Perhaps most importantly, Trump’s order ignores the broader ticketing industry’s own countervailing market power, particularly in sports, where leagues and management firms represent artists, athletes, and venues. The executive order also fails to acknowledge preexisting government involvement, such as taxpayer-funded ownership of arenas or long-term contracts for ticketing services, which may be more responsible for market distortions than scalpers or resellers. Kid Rock’s observation that Ticketmaster is comfortable with the BOTS Act since it makes money on every resale was another red flag. The BOTS Act bans unauthorized bots, but most bots are authorized, and seemingly everyone up the chain uses them for pricing and resale, including artists.

While some artists (such as Neil Young and Robert Smith of The Cure) do disparage dynamic pricing, others may publicly bash Ticketmaster/Live Nation while quietly benefiting from the system. Artists and promoters can engage in pricing strategies and boost earnings by holding back tickets for high-priced VIP package sales, negotiating revenue-sharing deals with primary sellers like Ticketmaster or “scalping” their own tickets by reselling on secondary platforms like StubHub, and thus aren’t fully helpless victims. Besides, high prices largely reflect supply and demand; as Econ 101 will tell you, the demand curve is what the demand curve is; and at every price point there may be someone who will pay that price—and no more. In the pre-Internet age, the Cato Institute noted in “The Folly of Anti-Scalping Laws” that a solution to illegal scalping is legal scalping; now we have that. Price caps will only aggravate scarcity problems. As Live Nation president and CFO Joe Berchtold put it, “I’d love to make the front row a mile wide and have it cost $39 — but it’s not reality.”

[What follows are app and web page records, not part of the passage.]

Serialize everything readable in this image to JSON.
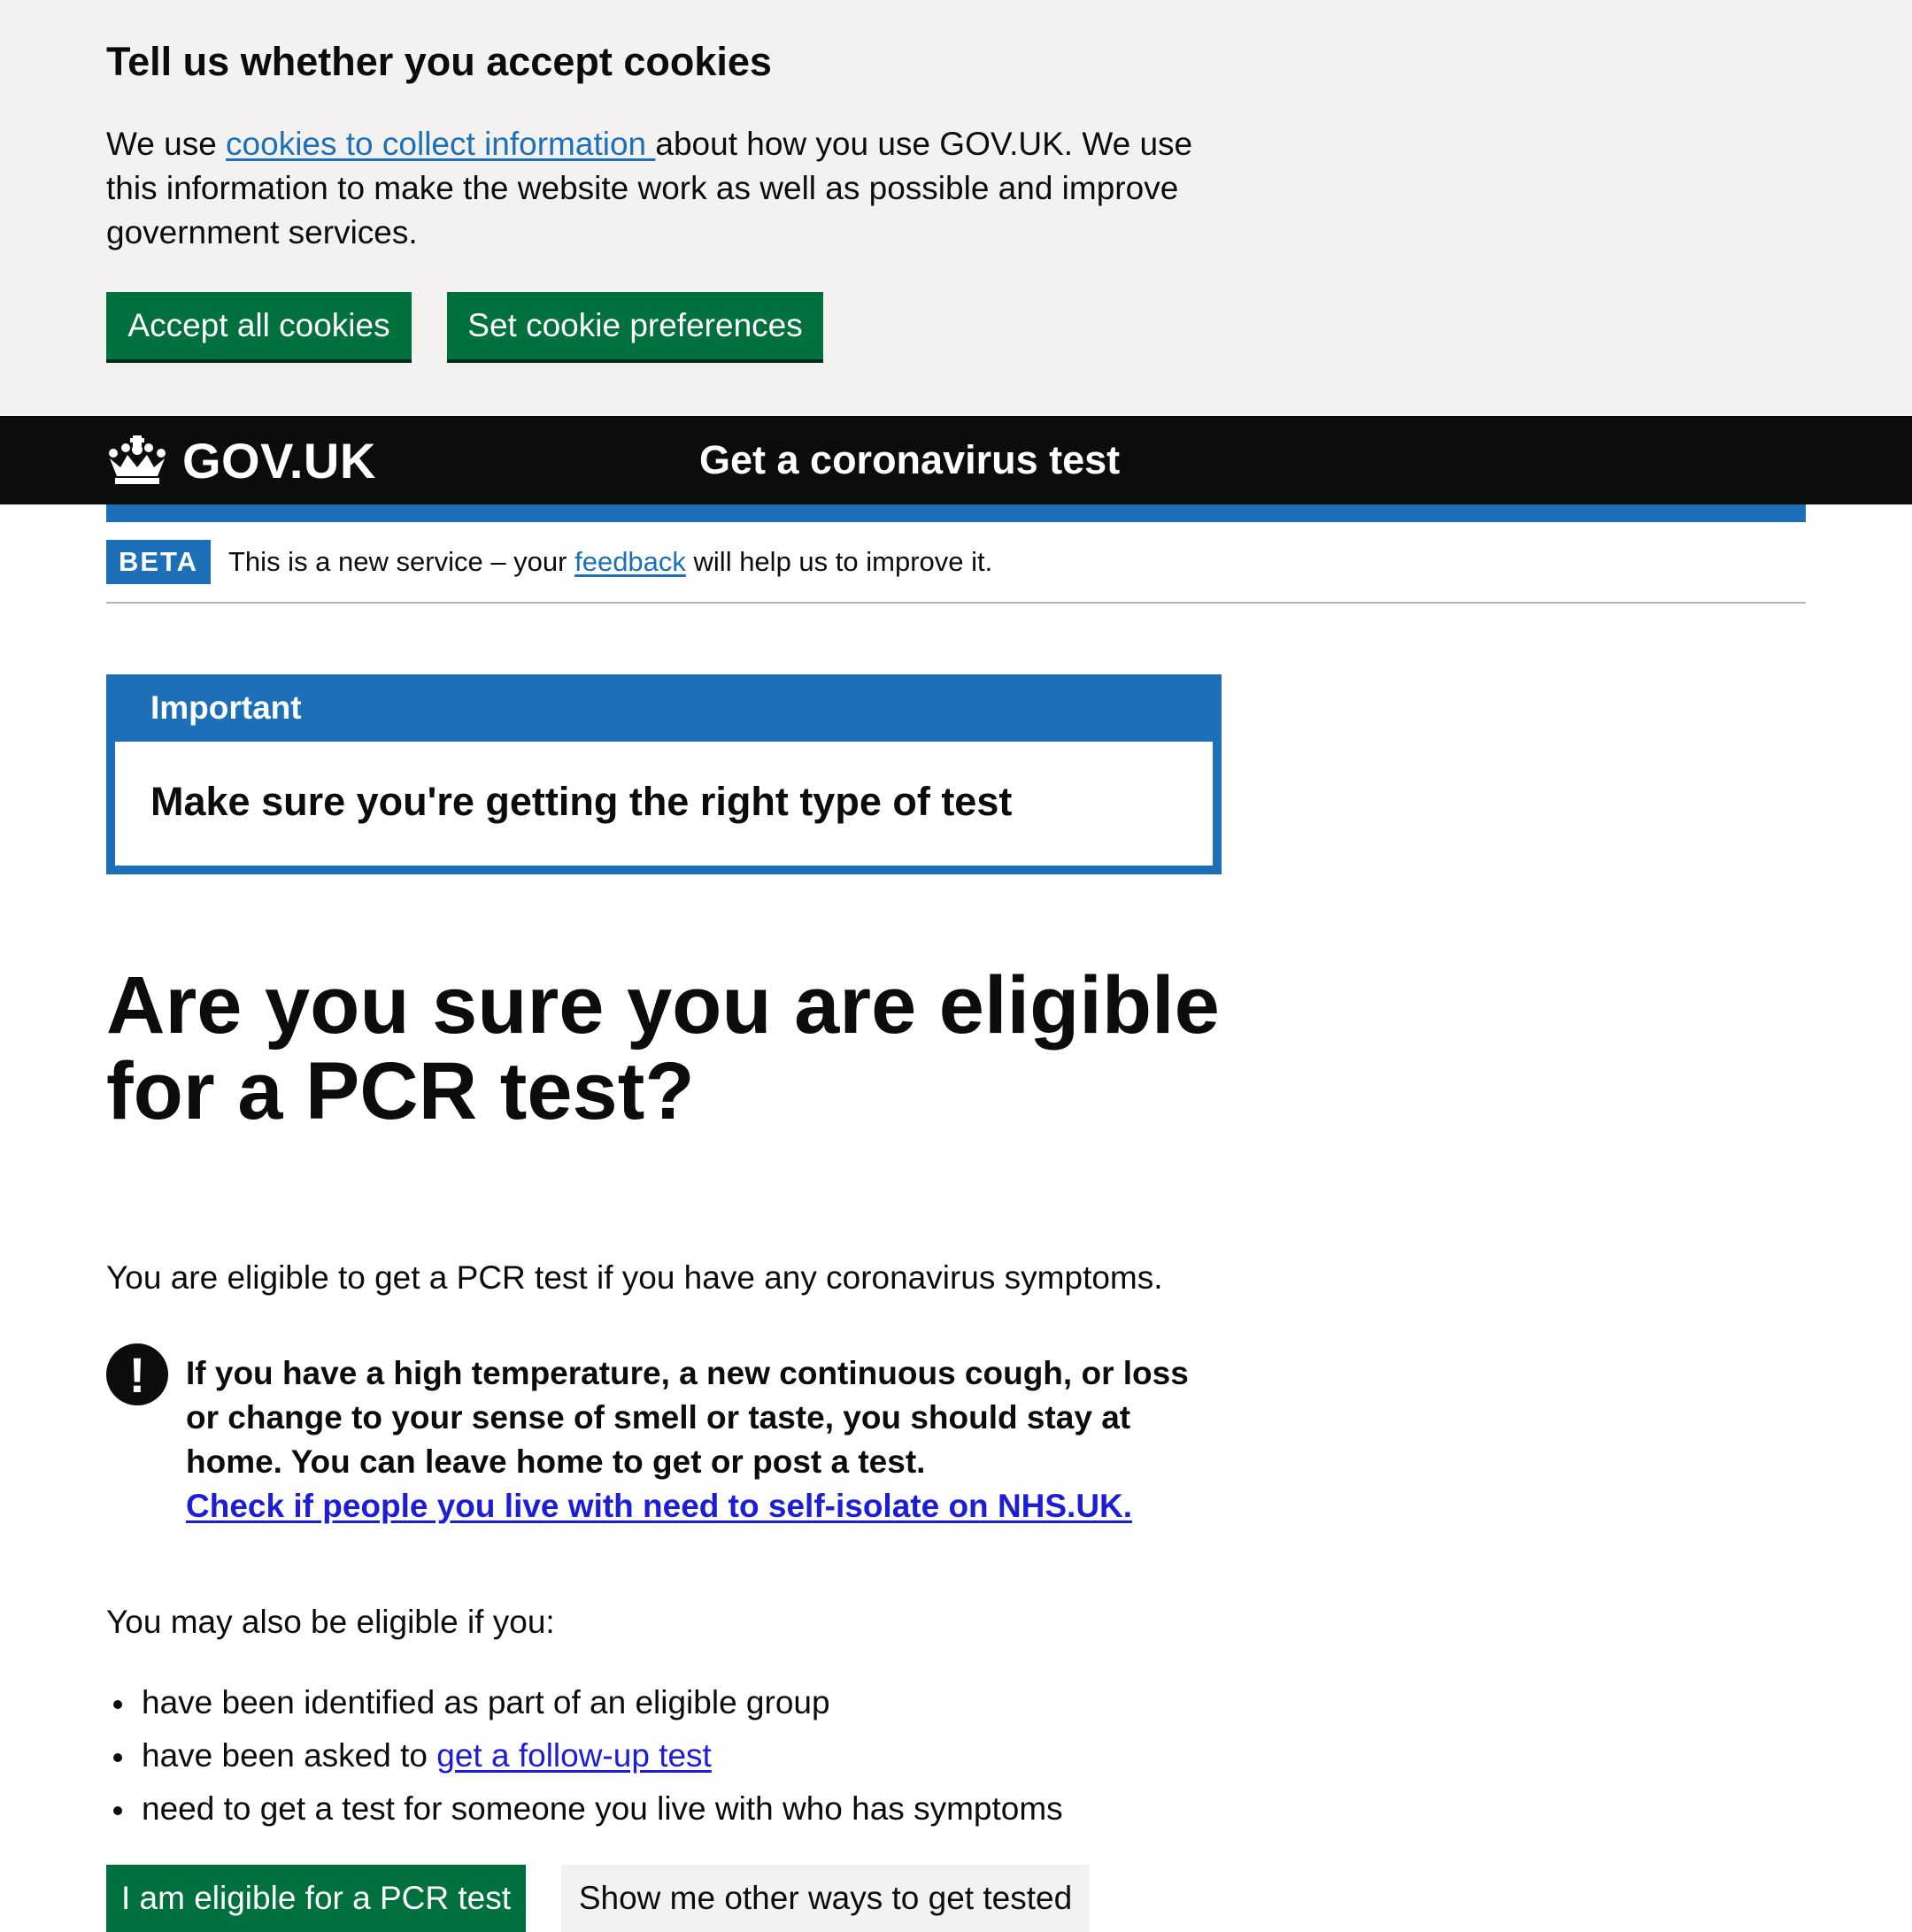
{
  "cookie_banner": {
    "title": "Tell us whether you accept cookies",
    "text_before_link": "We use ",
    "link_text": "cookies to collect information ",
    "text_after_link": "about how you use GOV.UK. We use this information to make the website work as well as possible and improve government services.",
    "accept_button": "Accept all cookies",
    "preferences_button": "Set cookie preferences"
  },
  "header": {
    "logo_text": "GOV.UK",
    "service_name": "Get a coronavirus test"
  },
  "phase_banner": {
    "tag": "BETA",
    "text_before_link": "This is a new service – your ",
    "link_text": "feedback",
    "text_after_link": " will help us to improve it."
  },
  "important": {
    "label": "Important",
    "body": "Make sure you're getting the right type of test"
  },
  "main": {
    "heading": "Are you sure you are eligible for a PCR test?",
    "intro": "You are eligible to get a PCR test if you have any coronavirus symptoms.",
    "warning": {
      "icon": "!",
      "text": "If you have a high temperature, a new continuous cough, or loss or change to your sense of smell or taste, you should stay at home. You can leave home to get or post a test.",
      "link_text": "Check if people you live with need to self-isolate on NHS.UK."
    },
    "also_eligible": "You may also be eligible if you:",
    "list": {
      "item1": "have been identified as part of an eligible group",
      "item2_before": "have been asked to ",
      "item2_link": "get a follow-up test",
      "item3": "need to get a test for someone you live with who has symptoms"
    },
    "primary_button": "I am eligible for a PCR test",
    "secondary_button": "Show me other ways to get tested"
  }
}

Trump’s executive order contends that when fans overpay, “the artists do not receive any profit. All profits go solely to the scalper and the ticketing agency.” This is an oversimplification. If artists aren’t profiting from resale, they should be pricing closer to market demand (and paying Trump’s proposed scalper tax themselves). If artist exploitation by management—once a staple of VH1’s Behind the Music—remains an issue, the real fix is an honest conversation with their agents, who are definitely getting paid.

Musical entertainment isn’t the only game in town, which opens other avenues for leverage. The sports industry offers a compelling parallel. In the 2023 paper, “The Law and Economics of Ticket Scalping” Matthew J. Parlow describes transformational secondary markets in the sports industry. Much like in music, Ticketmaster dominates primary sales, but as Parlow notes, “professional sports leagues and teams have entered the secondary ticket market at unprecedented levels because of the potential for significant revenue garnered from this ripe market.” This dynamic flips the script—major sports leagues wield substantial market power, not just Ticketmaster and Live Nation, meaning any cycle of exploitation, if it exists, could conceivably be broken by a united from between sports and entertainment. Given the clout of professional teams, it’s surprising that Trump’s executive order failed to acknowledge the sports industry’s role and how it might inform the broader debate.

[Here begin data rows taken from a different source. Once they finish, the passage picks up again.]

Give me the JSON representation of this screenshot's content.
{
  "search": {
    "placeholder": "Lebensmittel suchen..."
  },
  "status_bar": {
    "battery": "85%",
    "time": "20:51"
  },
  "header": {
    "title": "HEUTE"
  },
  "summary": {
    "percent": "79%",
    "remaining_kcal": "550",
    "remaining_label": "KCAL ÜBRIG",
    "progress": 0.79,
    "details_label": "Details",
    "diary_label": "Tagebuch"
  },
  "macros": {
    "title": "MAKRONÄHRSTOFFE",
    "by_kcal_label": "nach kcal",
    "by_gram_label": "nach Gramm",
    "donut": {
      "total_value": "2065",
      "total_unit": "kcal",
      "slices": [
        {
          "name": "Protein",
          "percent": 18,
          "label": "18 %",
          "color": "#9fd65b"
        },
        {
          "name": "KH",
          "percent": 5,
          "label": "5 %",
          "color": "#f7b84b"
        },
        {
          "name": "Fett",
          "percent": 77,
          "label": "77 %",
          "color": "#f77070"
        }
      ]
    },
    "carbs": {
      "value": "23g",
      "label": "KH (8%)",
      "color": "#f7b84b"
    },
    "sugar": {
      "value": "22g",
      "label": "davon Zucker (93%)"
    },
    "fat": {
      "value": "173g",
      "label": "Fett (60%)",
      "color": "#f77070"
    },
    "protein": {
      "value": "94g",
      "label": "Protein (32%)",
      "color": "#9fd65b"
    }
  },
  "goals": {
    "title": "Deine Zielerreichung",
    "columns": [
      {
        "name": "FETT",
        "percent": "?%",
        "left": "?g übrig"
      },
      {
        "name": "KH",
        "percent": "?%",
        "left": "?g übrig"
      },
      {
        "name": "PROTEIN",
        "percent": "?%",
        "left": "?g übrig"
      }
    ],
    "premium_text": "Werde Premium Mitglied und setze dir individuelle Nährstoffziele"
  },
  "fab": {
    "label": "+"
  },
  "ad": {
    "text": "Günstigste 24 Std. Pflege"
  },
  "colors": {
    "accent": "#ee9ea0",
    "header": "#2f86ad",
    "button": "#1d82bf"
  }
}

Rather than expanding the BOTS Act or pursuing antitrust measures, policymakers should foster alternative ticketing networks. Nearly 40 percent of major venues are not controlled by Live Nation/Ticketmaster. With artist and sports industry coordination, today’s app-driven direct-to-fan tools could lower switching costs and disrupt exclusive contracts.

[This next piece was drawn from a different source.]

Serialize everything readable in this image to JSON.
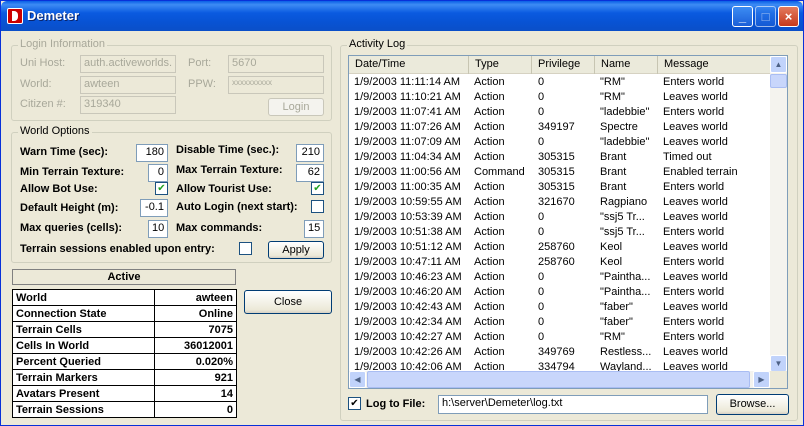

Another angle worth exploring is venue control. Live Nation doesn’t always own venues outright but operates them under long-term leases or management contracts. Many of these venues are taxpayer-funded or partially government-owned, built with public bonds and subsidies. To the extent that Live Nation and Ticketmaster’s dominance results from government favoritism, a more productive executive order—or perhaps better, reforms at the state and local level—could target that.